Vérifier l’état du disque source
Avant toute chose, assurez-vous que le disque est lisible :
Le disque est détecté par Windows ou Linux
Il ne fait pas de bruits anormaux (clics, grattements)
Il ne se déconnecte pas en permanence
Si le disque est très instable, privilégiez un outil comme ddrescue.
Prévoir un support de destination adapté
Une image disque peut être très volumineuse.
Utilisez un disque sain
Prévoyez un espace libre au moins égal à la taille du disque source
Évitez d’utiliser le disque à sauvegarder comme destination
Un manque d’espace peut interrompre la copie.

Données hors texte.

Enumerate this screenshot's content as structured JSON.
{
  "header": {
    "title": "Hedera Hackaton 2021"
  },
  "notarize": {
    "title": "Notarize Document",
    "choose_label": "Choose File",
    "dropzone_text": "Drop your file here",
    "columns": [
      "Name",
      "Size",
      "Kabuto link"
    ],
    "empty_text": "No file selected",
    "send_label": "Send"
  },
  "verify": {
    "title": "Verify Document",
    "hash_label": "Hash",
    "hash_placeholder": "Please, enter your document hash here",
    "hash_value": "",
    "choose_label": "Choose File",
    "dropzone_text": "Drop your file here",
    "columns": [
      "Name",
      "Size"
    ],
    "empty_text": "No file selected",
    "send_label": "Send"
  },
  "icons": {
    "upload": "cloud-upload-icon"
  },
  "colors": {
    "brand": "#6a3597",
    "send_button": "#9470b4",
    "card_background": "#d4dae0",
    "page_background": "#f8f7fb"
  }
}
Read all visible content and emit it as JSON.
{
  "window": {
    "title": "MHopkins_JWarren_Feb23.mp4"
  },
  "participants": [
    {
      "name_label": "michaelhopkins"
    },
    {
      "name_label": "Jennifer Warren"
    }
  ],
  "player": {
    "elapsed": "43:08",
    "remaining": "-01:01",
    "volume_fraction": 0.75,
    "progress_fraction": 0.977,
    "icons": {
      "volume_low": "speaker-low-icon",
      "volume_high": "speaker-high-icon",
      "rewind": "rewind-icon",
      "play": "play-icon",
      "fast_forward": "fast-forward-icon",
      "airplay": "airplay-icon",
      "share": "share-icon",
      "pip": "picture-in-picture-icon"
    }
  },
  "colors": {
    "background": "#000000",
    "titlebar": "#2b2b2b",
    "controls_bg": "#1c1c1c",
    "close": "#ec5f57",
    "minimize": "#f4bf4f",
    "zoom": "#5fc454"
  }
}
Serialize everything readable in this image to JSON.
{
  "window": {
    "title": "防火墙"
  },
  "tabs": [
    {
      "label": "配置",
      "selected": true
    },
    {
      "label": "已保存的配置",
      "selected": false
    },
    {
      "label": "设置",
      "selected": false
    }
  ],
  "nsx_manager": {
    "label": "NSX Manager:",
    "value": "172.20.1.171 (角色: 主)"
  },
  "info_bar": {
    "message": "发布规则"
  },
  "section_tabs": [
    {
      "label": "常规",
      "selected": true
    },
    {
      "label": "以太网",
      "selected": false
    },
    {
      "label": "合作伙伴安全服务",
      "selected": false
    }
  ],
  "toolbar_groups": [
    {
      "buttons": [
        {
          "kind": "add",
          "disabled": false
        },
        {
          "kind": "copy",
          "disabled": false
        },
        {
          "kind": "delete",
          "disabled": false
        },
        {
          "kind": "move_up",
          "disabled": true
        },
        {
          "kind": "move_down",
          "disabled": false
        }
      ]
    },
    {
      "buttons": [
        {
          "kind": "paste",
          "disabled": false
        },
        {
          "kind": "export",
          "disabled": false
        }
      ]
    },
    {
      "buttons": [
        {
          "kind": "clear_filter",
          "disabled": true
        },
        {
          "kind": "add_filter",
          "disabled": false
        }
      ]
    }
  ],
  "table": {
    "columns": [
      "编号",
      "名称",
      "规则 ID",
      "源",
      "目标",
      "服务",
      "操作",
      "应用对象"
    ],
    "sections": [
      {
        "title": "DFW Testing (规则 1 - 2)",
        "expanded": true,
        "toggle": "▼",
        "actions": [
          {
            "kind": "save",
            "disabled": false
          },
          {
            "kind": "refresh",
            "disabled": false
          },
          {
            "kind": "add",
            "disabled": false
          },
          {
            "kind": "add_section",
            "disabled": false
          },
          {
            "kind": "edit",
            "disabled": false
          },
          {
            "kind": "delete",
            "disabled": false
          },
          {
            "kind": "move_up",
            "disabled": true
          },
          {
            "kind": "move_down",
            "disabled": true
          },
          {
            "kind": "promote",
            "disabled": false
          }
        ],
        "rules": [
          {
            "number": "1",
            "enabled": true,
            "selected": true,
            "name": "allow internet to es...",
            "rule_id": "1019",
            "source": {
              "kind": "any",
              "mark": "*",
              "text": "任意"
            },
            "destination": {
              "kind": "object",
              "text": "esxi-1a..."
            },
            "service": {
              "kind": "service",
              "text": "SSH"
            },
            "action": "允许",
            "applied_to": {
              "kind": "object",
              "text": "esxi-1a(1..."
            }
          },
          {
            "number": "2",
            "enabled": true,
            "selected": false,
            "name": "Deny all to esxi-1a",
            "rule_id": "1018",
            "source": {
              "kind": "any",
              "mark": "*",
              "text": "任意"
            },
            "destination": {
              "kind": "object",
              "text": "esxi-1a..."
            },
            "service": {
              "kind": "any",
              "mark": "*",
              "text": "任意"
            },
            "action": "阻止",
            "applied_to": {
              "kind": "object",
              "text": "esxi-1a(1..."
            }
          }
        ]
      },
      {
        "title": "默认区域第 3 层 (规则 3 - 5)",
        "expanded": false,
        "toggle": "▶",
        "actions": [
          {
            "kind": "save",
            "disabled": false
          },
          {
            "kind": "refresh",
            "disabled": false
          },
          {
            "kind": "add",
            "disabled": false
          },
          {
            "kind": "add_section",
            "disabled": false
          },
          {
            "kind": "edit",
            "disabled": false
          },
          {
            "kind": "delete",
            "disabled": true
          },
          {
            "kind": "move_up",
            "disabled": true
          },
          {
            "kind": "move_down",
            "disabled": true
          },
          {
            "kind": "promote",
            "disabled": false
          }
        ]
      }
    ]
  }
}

Ne pas utiliser le disque pendant la copie
Pendant la création de l’image :
N’ouvrez pas de fichiers sur le disque
N’effectuez aucune écriture
Évitez d’utiliser le système si le disque est interne
Cela garantit une copie cohérente.
Utiliser les bons outils
Tous les outils ne sont pas adaptés à un disque endommagé.
Une interruption peut rendre l’image inutilisable.
Tableau des précautions
Précaution
Pourquoi
Risque évité
Vérifier le disque
Détecter instabilité
Échec de la copie
Prévoir l’espace
Éviter saturation
Copie incomplète
Ne pas utiliser le disque
Garantir cohérence
Données corrompues
Choisir le bon outil
Adapter à la situation
Mauvaise récupération
Laisser finir la copie
Éviter interruption
Image inutilisable
Créer un dump disque avec dd (Linux)
La création d’une image disque peut se faire en ligne de commande avec des outils comme dd. Cette méthode permet de réaliser une copie complète du disque, mais elle demande de la rigueur car une erreur peut entraîner une perte de données.
Cette méthode est recommandée pour les utilisateurs à l’aise avec les commandes système.
Principe de la commande dd
La commande dd permet de copier un disque secteur par secteur.
if (input file) → disque source
of (output file) → fichier image (.dd)
bs → taille des blocs
Elle fonctionne sous Linux, mais aussi via des environnements comme WSL ou un Live USB.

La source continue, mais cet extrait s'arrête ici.